L’irresistibile protettivo e onnipotente richiamo della vendetta

L’irresistibile protettivo e onnipotente richiamo della vendetta

Per quanto razionalmente indifendibile la vendetta possiede una potente forza attrattiva. Difficilmente si è esenti da desideri e fantasie di vendetta verso chi sentiamo autore di una scorrettezza, che per lo più e fortunatamente rimangono solo nella mente. Prolifera di spettatori emotivamente partecipi la filmografia con storie di vendetta.
La vendetta non ha mai buone ragioni, argomenti che la rendano oggettivamente indispensabile e positiva, poiché è un risarcimento distruttivo, che aspira a riprodurre una ferita che si è patita. È un moto palesemente mortifero.

Dunque v’è da chiedersi perché è irrefrenabile la fantasia di vendicarsi, nonostante sia riprovevole?

Poiché nulla di ciò che viviamo psichicamente è privo di una ragione, ancorché possa non possedere buon senso o ragionevolezza, ancorché possa apparire dannoso, ogni movimento emotivo, ogni atto psichico nasce e si impone perseguendo uno scopo, lo stesso scopo imperativo, che sovente opera in modo inconscio: proteggere noi stessi, ciò che abbiamo caro e ciò che ci tiene integri.

Sicché, anche nell’affiorare del desiderio di vendetta è da ricercare la potente e prepotente meccanica psicologica che presidia e difende il nostro io, in barba al buon senso, alla morale, alla ragionevolezza.

La fantasia di vendetta, e ancor di più il suo compimento, immergono in un’esperienza inebriante e indicibile, inammissibile per una ragione che richiede un principio di realtà: l’onnipotenza.
Nell’immaginare di danneggiare chi ci ha danneggiati, nell’immaginare e augurarci il suo dolore, ci si inoltra in un territorio che oltrepassa il confine della nostra condizione umana. È il territorio della morte, dell’essere autori di morte.

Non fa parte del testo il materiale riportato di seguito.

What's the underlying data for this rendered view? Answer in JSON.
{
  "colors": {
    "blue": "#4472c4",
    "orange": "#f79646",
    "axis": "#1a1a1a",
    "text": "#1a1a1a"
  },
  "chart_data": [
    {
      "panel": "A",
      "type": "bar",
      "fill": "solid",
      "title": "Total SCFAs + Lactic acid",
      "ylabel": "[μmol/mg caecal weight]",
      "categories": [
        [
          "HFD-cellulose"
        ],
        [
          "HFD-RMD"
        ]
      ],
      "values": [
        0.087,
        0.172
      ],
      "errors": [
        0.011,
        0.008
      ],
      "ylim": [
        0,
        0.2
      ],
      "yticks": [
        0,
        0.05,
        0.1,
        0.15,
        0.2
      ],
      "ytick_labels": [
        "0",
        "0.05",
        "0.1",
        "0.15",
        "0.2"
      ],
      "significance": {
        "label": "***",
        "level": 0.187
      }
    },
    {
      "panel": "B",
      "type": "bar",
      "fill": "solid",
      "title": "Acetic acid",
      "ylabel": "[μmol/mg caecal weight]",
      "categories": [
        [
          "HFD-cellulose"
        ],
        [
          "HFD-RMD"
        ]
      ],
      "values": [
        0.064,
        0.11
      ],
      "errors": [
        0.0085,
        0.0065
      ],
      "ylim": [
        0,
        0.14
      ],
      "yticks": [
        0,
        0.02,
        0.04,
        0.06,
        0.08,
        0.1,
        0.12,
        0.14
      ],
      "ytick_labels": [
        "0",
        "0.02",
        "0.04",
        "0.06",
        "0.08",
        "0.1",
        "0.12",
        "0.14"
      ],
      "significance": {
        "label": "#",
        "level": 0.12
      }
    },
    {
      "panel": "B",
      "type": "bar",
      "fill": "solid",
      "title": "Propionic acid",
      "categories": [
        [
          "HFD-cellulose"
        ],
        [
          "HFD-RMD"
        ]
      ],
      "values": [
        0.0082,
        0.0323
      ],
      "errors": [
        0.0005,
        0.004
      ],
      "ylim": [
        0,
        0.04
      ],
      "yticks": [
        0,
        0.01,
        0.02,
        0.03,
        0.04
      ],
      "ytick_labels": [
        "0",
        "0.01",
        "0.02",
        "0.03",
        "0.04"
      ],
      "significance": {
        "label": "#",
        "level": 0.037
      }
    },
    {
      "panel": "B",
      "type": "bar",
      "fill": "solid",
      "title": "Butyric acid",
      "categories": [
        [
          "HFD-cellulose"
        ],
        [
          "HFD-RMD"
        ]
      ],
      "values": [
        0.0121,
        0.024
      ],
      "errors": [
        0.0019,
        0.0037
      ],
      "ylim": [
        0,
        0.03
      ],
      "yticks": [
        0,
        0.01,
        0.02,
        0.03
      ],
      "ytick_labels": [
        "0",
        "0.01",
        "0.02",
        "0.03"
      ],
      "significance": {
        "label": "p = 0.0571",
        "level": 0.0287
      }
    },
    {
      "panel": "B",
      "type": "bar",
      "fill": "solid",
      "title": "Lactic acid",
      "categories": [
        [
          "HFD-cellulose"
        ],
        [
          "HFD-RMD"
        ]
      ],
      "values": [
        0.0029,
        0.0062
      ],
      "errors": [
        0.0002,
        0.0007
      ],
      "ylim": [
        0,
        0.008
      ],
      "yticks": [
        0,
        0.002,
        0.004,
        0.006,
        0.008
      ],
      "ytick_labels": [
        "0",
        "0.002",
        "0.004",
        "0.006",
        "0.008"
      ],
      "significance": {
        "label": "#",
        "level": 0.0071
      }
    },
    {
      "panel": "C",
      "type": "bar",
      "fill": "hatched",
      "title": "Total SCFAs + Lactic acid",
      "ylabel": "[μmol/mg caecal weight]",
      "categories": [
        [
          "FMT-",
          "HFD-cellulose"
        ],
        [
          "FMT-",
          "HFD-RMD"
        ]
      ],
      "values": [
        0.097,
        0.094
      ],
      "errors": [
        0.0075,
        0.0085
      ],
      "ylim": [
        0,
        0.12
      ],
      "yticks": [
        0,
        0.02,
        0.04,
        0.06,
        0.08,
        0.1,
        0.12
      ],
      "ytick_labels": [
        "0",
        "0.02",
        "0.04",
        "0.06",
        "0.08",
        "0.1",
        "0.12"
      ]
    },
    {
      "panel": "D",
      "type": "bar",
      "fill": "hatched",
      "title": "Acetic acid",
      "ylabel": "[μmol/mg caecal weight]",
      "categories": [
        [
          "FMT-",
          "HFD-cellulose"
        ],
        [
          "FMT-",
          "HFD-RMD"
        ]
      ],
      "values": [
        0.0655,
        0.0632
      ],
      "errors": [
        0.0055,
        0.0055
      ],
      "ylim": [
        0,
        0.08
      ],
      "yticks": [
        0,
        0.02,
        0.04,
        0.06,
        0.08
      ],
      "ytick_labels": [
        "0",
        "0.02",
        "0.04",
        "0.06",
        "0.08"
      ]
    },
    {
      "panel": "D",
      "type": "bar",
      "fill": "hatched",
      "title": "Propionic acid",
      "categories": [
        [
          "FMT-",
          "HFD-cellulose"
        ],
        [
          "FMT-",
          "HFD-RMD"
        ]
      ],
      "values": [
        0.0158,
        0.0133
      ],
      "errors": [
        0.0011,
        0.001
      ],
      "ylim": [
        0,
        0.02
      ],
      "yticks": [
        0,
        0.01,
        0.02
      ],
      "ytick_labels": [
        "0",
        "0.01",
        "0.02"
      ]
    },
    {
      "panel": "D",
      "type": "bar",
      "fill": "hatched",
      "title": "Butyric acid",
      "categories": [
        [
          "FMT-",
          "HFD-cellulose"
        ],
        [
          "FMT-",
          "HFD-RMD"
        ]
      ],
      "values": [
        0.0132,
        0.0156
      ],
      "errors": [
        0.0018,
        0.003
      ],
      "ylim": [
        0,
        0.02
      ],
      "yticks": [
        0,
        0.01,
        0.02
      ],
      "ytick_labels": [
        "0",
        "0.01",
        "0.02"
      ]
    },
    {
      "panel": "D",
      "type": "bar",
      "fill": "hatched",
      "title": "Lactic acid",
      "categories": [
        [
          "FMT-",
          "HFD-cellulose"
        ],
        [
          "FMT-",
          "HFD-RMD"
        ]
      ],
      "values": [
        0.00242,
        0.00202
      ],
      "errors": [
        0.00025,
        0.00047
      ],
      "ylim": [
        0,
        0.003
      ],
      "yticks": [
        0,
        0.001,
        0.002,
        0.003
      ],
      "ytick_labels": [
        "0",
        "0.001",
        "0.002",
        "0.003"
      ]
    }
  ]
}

Il dominio della morte non riguarda solo l’interruzione di una vita, ma anche ogni esperienza in cui vi sia una ferita, una separazione, un dolore.
Annichilire un essere umano, lacerare i suoi sentimenti, ferirlo emotivamente e non solo, consentono un’inconfessabile esperienza di potere: il potere di perpetrare un danno, emotivo o fisico, a un’altra persona. Un gesto che eccede i confini della limitatezza umana, violandoli attraverso l’atto di ferire qualcuno, per lasciarvi il proprio segno di morte.

La vendetta per questo, per il suo fondamento onnipotente, è un risarcimento, un rammendo, una riparazione psicologica. Quando accade di subire un torto, quando siamo soverchiati da qualcuno che ci inganna o umilia, si precipita in una condizione di vulnerabilità, siamo esposti alla nostra fragilità. Nella scorrettezza subita si rispecchia la nostra debolezza, di essere disarmati e indifesi nel rapporto con cui ha avuto il potere di ferirci, di lasciare su noi il suo taglio. E dove vi è un taglio accorre il nostro inconscio con le sue cure, con le sue strategia riparatorie.

Vendicarsi, anche solo fantasticarlo, è un farmaco cicatrizzante, perché ci libra e solleva in un gesto onnipotente, che ci restituisce un sentimento di forza e di potere.
Non raramente il sentimento di fragilità, di vulnerabilità, di marginalità innesca nell’inconscio un moto protettivo, spingendo verso la vendetta. Con la sua irragionevole onnipotenza di mettere a morte sentimenti, idee, ricordi, sorrisi, persino esseri umani, conforta il bisogno del proprio io di sottrarsi alla fragilità.